The use of FCM to describe farmers’ cognitive frameworks was useful in gaining an improved understanding of the dynamics of farming systems, as perceived by farmers belonging to different farm types, and examining the relative importance of drivers affecting perceptions of crop intensification processes. Though novel methods to assess the efficacy of SI approaches and intensification pathways are currently being tested globally, the use of FCM and similar approaches are of increasing interest, both for ex ante planning and targeting research, in addition to ex post impact assessments in developing countries.
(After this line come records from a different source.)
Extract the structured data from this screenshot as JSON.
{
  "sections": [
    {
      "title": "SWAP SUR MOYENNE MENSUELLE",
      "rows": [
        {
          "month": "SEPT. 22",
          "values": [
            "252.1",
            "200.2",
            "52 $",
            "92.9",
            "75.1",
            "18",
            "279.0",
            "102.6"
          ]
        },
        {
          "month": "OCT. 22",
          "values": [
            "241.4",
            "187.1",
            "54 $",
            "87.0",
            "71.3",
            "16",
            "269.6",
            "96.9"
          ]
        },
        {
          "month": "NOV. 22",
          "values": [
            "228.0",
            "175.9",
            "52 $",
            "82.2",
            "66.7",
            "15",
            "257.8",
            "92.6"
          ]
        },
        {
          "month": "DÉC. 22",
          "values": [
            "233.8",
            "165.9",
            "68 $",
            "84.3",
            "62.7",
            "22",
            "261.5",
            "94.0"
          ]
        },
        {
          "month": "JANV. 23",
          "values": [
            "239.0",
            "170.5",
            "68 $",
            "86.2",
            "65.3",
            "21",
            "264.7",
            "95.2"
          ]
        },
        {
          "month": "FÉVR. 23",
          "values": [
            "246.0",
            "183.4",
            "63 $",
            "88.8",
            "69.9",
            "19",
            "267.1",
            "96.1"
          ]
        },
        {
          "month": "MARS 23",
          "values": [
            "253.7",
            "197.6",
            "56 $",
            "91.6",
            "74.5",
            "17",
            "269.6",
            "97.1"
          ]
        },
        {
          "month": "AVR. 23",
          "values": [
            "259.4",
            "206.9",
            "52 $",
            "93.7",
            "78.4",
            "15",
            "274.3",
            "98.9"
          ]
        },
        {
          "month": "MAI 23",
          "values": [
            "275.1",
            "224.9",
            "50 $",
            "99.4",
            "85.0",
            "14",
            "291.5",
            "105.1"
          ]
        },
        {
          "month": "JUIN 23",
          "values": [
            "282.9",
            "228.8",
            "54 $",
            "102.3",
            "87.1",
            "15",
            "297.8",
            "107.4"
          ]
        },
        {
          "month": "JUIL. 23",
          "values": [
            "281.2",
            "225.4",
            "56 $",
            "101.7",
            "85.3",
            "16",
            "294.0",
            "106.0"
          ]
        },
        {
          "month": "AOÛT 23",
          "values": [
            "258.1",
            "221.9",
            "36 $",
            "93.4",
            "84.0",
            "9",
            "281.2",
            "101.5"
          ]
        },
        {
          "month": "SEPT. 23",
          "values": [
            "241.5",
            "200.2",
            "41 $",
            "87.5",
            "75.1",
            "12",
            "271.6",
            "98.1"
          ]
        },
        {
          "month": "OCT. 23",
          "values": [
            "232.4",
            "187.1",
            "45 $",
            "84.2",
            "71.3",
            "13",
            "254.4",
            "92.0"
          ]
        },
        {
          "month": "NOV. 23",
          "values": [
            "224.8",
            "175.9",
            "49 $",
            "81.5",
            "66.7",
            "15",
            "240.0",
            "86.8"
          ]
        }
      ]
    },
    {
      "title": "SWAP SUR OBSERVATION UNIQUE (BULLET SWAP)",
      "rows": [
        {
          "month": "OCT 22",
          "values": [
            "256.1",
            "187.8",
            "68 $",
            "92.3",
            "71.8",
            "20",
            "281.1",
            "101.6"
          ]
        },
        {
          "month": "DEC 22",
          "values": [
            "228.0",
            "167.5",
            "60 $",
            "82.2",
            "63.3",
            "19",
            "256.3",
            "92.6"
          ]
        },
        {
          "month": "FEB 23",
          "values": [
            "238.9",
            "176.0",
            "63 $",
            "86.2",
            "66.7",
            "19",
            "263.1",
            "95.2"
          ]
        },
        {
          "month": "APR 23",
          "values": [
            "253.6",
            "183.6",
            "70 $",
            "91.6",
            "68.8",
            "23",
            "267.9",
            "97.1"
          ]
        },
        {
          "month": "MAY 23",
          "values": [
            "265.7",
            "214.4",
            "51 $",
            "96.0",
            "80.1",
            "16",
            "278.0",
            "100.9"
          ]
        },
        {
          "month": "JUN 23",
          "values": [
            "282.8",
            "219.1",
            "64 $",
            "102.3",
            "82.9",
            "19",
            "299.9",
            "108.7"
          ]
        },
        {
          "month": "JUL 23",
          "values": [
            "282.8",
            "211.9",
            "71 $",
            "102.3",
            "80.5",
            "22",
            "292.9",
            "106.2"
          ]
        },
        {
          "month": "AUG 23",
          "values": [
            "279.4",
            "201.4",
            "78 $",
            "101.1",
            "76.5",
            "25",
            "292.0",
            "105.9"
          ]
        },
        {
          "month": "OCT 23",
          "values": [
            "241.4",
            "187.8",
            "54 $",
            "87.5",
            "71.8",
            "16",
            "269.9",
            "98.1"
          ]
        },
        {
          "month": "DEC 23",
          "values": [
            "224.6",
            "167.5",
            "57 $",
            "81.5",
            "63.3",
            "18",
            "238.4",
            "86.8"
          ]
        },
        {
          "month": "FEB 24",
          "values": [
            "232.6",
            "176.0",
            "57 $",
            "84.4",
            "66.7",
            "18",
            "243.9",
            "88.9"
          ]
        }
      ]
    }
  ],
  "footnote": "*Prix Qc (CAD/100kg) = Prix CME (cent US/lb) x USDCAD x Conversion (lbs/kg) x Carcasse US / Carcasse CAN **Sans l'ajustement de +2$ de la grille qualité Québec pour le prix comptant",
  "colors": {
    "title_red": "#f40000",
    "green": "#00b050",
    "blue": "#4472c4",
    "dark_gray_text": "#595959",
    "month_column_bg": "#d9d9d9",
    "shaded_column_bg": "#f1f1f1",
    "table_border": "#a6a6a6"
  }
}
The FCM methodology and many of the results of the current study are likely to be applicable to similar coastal farming systems and deltaic environments in South Asia; for example, those within Bangladesh or parts of eastern India with comparable climates, soils and agricultural practices, demographics, and other socioeconomic factors. In addition, our developed fuzzy cognitive maps are broadly applicable for many farmers in our study area, since we used a survey and averaged scores by farm types. A similar observation was made by Halbrendt et al. (2014), who used a similar survey approach to develop community fuzzy cognitive maps for a large group of Nepalese farmers. Niskanen (2020) studied FCM from a statistical standpoint and showed the analogy between FCMs and linear regression; nonetheless, while FCMs measure strength of relationship between system concepts as perceived by respondent subjects, linear regression estimates the relationship using measured values of factor variables. Future research that investigates these factors comparing participatory FCM with survey results and developing community-wide FCM is warranted.

In consideration of the policies aimed at improving livelihoods in coastal Bangladesh, including those championed by the GoB (e.g., MOA-FAO, 2013), this study demonstrates the value of reflection on the differing perspectives of farmers both within and outside polders to identify entry points for development interventions. In addition, the current study underscores the need for micro-farming systems-level research to assess the context-based feasibility of introduced interventions as perceived by farmers of different farm types. In addition to developing an improved understanding of the complexity of these socioecological systems, the use of FCM and similar approaches could be useful for informing policies to embed the priorities of farming communities in development planning from the bottom-up.